Adam Aponte leads Wantagh to Nassau A-I title
There was no questioning the resume of either Wantagh or Garden City as the top two teams in Nassau Conference A-I began a showdown series Saturday at Wantagh.
The starting pitchers -- Adam Aponte of Wantagh and Kyle Ritchie of Garden City -- were equally imposing.
Both pitchers delivered as Wantagh (15-0) played a nearly flawless game and rode the arm of Aponte and a strong defensive effort to a 2-0 win over the Trojans.
"We knew we were facing a good pitcher and I was just going to do my best to try and limit their approach at the plate and to try and shut them down," Aponte said.
The senior righthander allowed only one hit -- a single in the fifth by Tom Zwicke -- and walked two with two strikeouts to shut down Garden City (12-3) and clinch the A-I championship for the Warriors.
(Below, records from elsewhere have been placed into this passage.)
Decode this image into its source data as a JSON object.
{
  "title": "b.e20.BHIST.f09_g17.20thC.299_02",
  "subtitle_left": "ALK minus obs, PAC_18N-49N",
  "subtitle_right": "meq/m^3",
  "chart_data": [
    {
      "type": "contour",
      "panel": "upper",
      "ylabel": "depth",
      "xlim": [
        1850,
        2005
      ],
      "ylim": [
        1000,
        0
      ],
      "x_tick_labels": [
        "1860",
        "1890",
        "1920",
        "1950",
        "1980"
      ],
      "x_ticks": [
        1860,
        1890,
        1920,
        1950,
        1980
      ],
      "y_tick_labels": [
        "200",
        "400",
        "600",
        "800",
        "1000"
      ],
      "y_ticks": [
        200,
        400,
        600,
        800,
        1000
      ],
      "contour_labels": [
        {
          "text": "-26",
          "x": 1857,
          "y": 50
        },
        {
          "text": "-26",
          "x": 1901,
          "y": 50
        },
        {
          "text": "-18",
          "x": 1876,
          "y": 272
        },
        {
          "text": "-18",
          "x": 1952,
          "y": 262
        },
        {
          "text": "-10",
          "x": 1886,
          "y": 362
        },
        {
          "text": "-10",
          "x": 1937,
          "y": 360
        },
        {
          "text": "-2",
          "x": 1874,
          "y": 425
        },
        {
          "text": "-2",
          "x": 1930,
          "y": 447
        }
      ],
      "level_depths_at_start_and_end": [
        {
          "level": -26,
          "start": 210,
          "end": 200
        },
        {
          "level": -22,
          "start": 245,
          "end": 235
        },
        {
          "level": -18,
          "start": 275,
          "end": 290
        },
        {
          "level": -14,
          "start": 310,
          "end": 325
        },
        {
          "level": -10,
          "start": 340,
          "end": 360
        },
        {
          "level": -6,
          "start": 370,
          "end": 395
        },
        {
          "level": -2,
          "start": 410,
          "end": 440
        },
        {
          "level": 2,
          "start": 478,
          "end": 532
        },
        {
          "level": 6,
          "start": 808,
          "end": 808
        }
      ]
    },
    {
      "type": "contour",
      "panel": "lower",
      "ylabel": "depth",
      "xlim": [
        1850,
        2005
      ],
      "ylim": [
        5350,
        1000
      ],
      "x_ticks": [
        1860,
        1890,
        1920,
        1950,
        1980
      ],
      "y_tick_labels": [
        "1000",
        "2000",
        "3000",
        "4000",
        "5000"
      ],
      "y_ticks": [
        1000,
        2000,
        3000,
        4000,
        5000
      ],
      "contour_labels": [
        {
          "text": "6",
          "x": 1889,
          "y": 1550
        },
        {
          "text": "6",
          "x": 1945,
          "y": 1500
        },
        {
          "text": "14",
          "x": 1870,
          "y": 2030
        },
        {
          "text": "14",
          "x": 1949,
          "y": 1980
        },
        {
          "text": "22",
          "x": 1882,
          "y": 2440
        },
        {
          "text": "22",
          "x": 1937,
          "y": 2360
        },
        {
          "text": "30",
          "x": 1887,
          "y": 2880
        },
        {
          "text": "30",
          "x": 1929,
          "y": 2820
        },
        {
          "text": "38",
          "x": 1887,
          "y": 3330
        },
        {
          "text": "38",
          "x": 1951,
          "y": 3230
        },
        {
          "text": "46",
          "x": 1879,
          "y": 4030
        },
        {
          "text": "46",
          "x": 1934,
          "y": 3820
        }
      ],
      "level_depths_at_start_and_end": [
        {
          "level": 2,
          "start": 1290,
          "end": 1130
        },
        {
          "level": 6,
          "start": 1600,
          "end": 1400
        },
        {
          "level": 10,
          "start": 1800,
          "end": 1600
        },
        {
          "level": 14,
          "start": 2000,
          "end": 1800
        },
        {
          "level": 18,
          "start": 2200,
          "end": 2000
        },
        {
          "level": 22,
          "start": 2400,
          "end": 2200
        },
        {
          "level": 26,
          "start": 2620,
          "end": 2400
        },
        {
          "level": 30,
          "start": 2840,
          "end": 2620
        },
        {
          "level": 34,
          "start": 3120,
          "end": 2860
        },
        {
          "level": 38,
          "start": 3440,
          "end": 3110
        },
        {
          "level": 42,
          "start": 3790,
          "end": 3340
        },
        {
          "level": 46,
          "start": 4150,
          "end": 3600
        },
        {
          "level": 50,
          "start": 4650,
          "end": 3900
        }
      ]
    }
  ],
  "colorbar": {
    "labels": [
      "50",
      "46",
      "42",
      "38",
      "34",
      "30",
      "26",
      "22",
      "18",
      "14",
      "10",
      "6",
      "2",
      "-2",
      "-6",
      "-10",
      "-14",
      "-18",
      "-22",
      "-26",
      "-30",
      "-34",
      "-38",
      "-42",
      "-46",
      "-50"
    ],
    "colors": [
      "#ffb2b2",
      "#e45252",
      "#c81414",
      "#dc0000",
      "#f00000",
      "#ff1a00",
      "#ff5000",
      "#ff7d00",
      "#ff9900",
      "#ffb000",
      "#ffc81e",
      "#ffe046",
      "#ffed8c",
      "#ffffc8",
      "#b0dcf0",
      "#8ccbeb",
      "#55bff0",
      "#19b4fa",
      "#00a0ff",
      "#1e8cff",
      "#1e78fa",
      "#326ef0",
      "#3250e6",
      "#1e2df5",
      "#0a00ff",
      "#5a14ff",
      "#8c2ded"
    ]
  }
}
"He handles [the pressure] amazing," Wantagh coach Keith Sachs said. "He's extremely mature and nothing rattles him. If anything looks like it's going wrong he keeps his composure and he's always in control of what he wants to do."
The Warriors struck in the third inning after Mike Davanzo drew a leadoff walk and advanced on a single by Joey Smith that skipped through the vacant spot left after the second basemen went to cover the bag.
Mike Stack then came through with the biggest hit of the game. "I got jammed a little bit and it was on the inside of the bat," he said. "It was an inside fastball and I just did the best I could with it."
He did enough to fight it off toward short leftfield past the shortstop and past the charging leftfielder for an RBI double. Gehrig Montoro followed with an RBI groundout to provide the final margin.
"With Adam pitching, one or two runs is all we need but we wanted to tack on a few more," Stack said. "Two runs are kind of iffy because the tying run can come to the plate at any point so we wanted more but two was enough."
Garden City's Ritchie was impressive as well. The senior allowed only three hits and two walks in six innings and retired the last 12 batters he faced in order. But it was the three-batter stretch in the third that did him in.
"We knew it would be a 2-0, 2-1 game from the beginning," Sachs said. "The game is important -- every at-bat is important and every play you make is important. It's fun baseball to be involved in."